Let $\{X_i\}_{i=1}^n$ be a family of i.i.d. random variables taking values in $[0,1]$, having a mean $\mu$ and variance $\sigma^2$. A simple confidence interval for the mean, using $\sigma$ whenever it is known, is given by $$ P( | \bar X - \mu| > \varepsilon) \le \frac{\sigma^2}{n\varepsilon^2} \le\frac{1}{n \varepsilon^2} \qquad (1). $$
Also, because $\frac{\bar X- \mu}{\sigma/\sqrt{n}}$ is asymptotically distributed as a standard normal random variable, the normal distribution is sometimes used to "construct" an approximate confidence interval.

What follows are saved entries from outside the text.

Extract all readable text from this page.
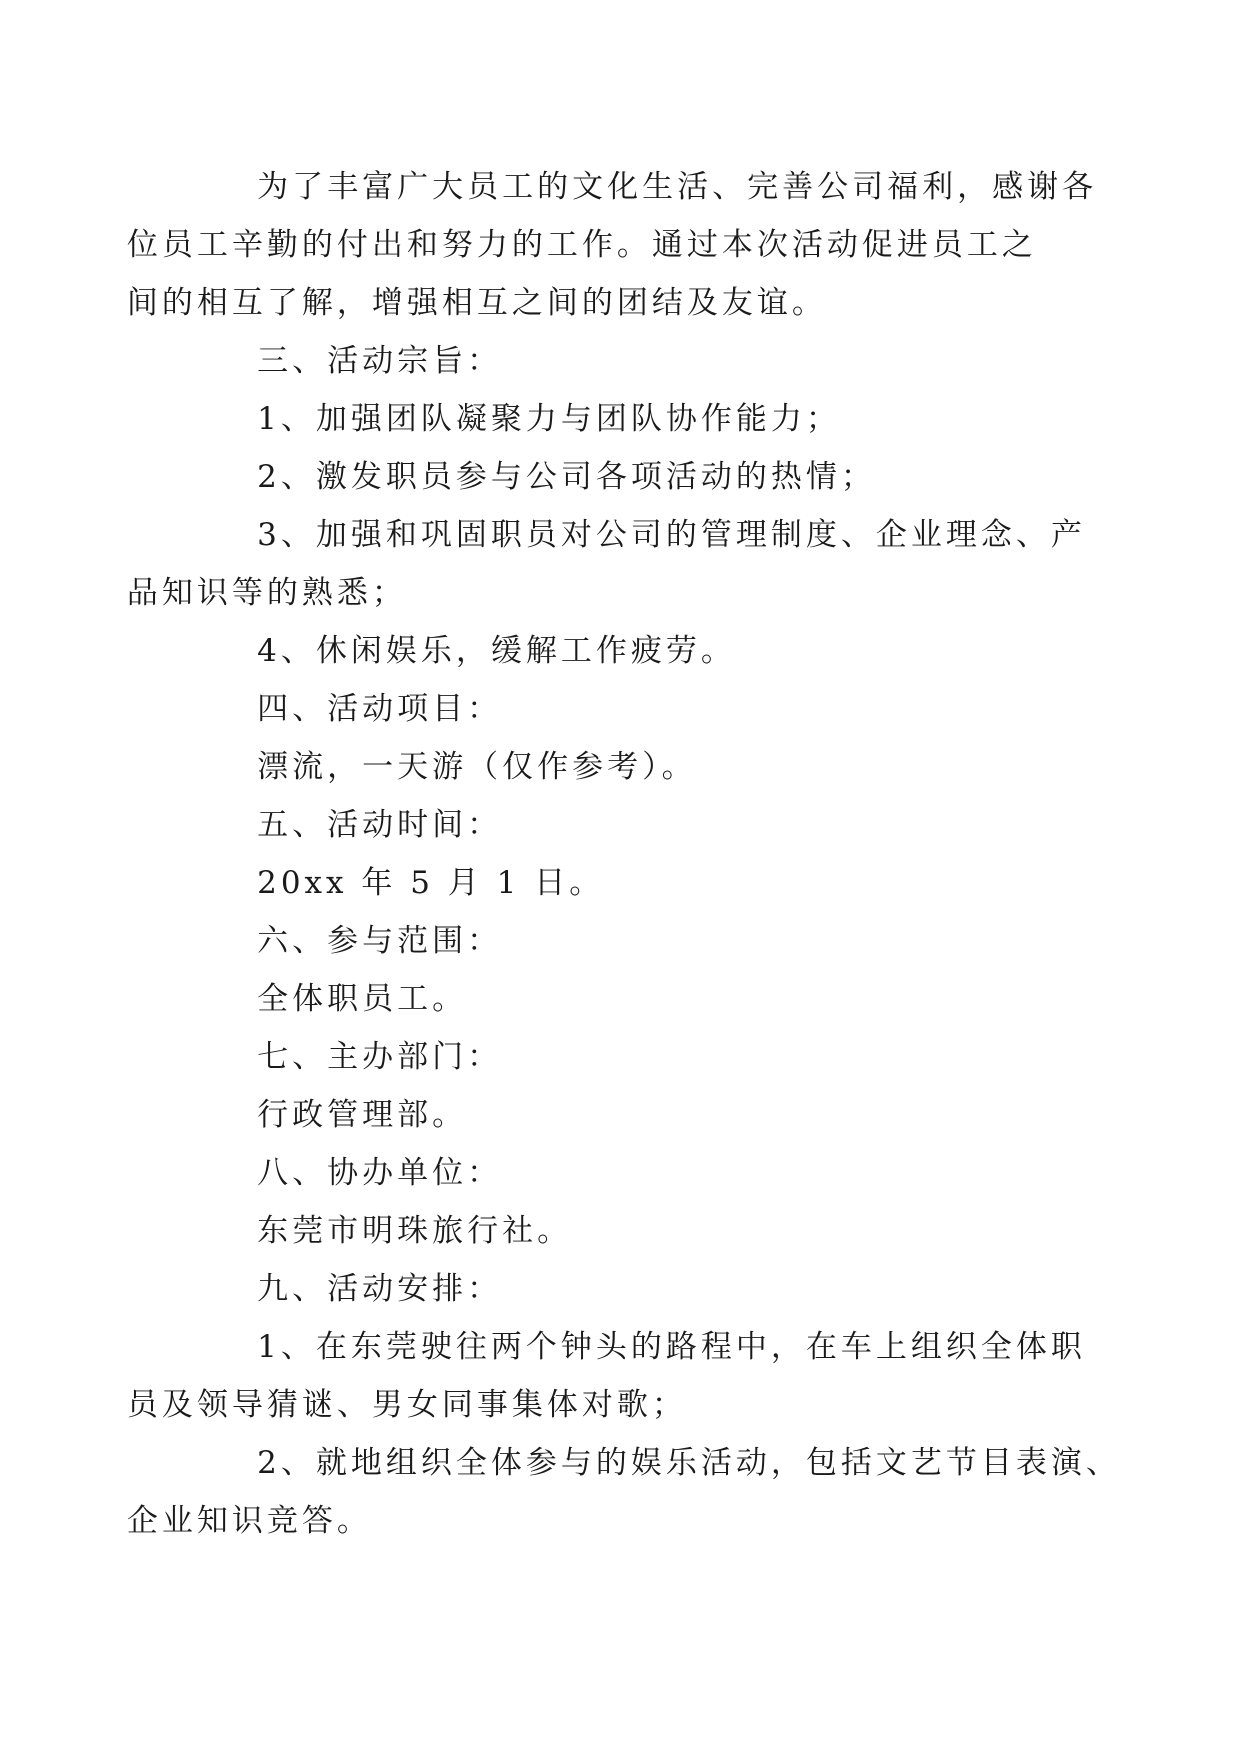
为了丰富广大员工的文化生活、完善公司福利，感谢各
位员工辛勤的付出和努力的工作。通过本次活动促进员工之
间的相互了解，增强相互之间的团结及友谊。

三、活动宗旨：

1、加强团队凝聚力与团队协作能力；

2、激发职员参与公司各项活动的热情；

3、加强和巩固职员对公司的管理制度、企业理念、产
品知识等的熟悉；

4、休闲娱乐，缓解工作疲劳。

四、活动项目：

漂流，一天游（仅作参考）。

五、活动时间：

20xx 年 5 月 1 日。

六、参与范围：

全体职员工。

七、主办部门：

行政管理部。

八、协办单位：

东莞市明珠旅行社。

九、活动安排：

1、在东莞驶往两个钟头的路程中，在车上组织全体职
员及领导猜谜、男女同事集体对歌；

2、就地组织全体参与的娱乐活动，包括文艺节目表演、
企业知识竞答。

In multiple-choice answer statistics exams, I've had to use this approximation instead of $(1)$ whenever $n \geq 30$. I've always felt very uncomfortable with this (more than you can imagine), as the approximation error is not quantified.
Why use the normal approximation rather than $(1)$?
I don't want, ever again, to blindly apply the rule $n \geq 30$. Are there good references that can support me in a refusal to do so and provide appropriate alternatives? ($(1)$ is an example of what I consider an appropriate alternative.)
Here, while $\sigma$ and $E[ |X|^3]$ are unknown, they are easily bounded.
Please note that my question is a reference request particularly about confidence intervals and therefore is distinct from the differs from the questions that were suggested as partial duplicates here and here. It is not answered there.